Between the
years 1968 and 1972 I very much enjoyed working at Baird’s Newsagent’s at
Morningside Drive particularly so during the school summer holidays when it
was light, warm and with no school you were in no hurry.
Most often
the paper run was done alone but sometimes in July my sister Anne would chum me. During the run I would send her up to a house to deliver a
newspaper but when she came back I'd vanished behind a tree or a wall, only to
leap out and scare her.
The 1960s
was a decade of rapid change with a greater accessibility to fun, luxury goods compared
to the austerity of the 1940s and 1950s.

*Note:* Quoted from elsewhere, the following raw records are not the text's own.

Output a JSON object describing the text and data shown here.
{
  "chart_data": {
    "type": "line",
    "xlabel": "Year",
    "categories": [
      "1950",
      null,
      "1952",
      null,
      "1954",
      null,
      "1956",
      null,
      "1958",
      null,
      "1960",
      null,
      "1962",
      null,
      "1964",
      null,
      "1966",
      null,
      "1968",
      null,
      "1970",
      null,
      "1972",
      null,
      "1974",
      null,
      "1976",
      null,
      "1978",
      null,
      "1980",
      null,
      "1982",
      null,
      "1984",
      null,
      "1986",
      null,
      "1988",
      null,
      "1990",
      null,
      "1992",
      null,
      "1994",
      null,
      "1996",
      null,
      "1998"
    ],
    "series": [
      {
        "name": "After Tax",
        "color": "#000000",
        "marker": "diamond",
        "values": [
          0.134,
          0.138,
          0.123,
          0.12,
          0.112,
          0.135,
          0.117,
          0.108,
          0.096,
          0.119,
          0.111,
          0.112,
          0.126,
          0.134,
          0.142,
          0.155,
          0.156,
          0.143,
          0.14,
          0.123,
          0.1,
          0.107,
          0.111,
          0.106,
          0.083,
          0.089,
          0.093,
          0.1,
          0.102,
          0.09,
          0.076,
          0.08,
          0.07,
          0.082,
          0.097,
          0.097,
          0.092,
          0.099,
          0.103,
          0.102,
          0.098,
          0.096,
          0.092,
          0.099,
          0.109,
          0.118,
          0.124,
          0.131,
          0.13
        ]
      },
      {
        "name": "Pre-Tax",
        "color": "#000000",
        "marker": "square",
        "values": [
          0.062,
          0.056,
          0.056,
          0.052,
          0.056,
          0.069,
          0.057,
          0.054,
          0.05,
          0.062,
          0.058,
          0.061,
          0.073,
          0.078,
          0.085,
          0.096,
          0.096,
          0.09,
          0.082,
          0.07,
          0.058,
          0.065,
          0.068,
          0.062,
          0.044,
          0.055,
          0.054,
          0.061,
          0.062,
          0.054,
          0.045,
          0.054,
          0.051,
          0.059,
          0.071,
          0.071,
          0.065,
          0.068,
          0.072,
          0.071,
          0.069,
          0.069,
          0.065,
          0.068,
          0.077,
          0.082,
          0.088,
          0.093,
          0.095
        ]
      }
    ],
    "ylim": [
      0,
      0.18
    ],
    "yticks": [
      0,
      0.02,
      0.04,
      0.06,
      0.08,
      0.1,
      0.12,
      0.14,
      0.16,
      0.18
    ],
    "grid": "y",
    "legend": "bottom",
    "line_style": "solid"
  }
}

Allied to this was the refreshing pop
movement of the 1960s with a change in attitudes embracing a youth culture in
clothes, music and technology changing our lives for the better, even when we were on our
paper runs.
All the way from Hong Kong with the
advent of technology we could now work to music! In the late 1960s there was an explosion of cheap mini radios that came on to
the market. And for many of us of a certain age it was a must have
purchase.
So, instead of solitary contemplative walks I could now enjoy
the dubious charms of ‘Tony
Blackburn’ on the Radio
1 Breakfast Show as I traipsed up Morningside Drive
.
Lord Stott
On occasion I had to
cover for an absentee and loved delivering the judge’s (Lord Stott) ‘Scotsman
Newspaper’ to Midmar Gardens because I would nip around the garden to look at the
goldfish in his garden pond.
Photograph Graeme Paterson
The morning’s
adventure was sometimes finished off with a coconut bun from Martins the Bakers
on the corner of Morningside Drive
before sitting on the wall outside the former Bank of Scotland bus stop at
Comiston Place before taking the 16 bus back home to Oxgangs. How I enjoyed
that last stretch along Oxgangs Avenue standing on the open platform trying to look cool
by sticking my head out against the breeze.
And as I walked the 60 yards back home
to 6/2 more often than not some of the younger Blades children were already out
the front playing, the start of another summer holiday day in Oxgangs.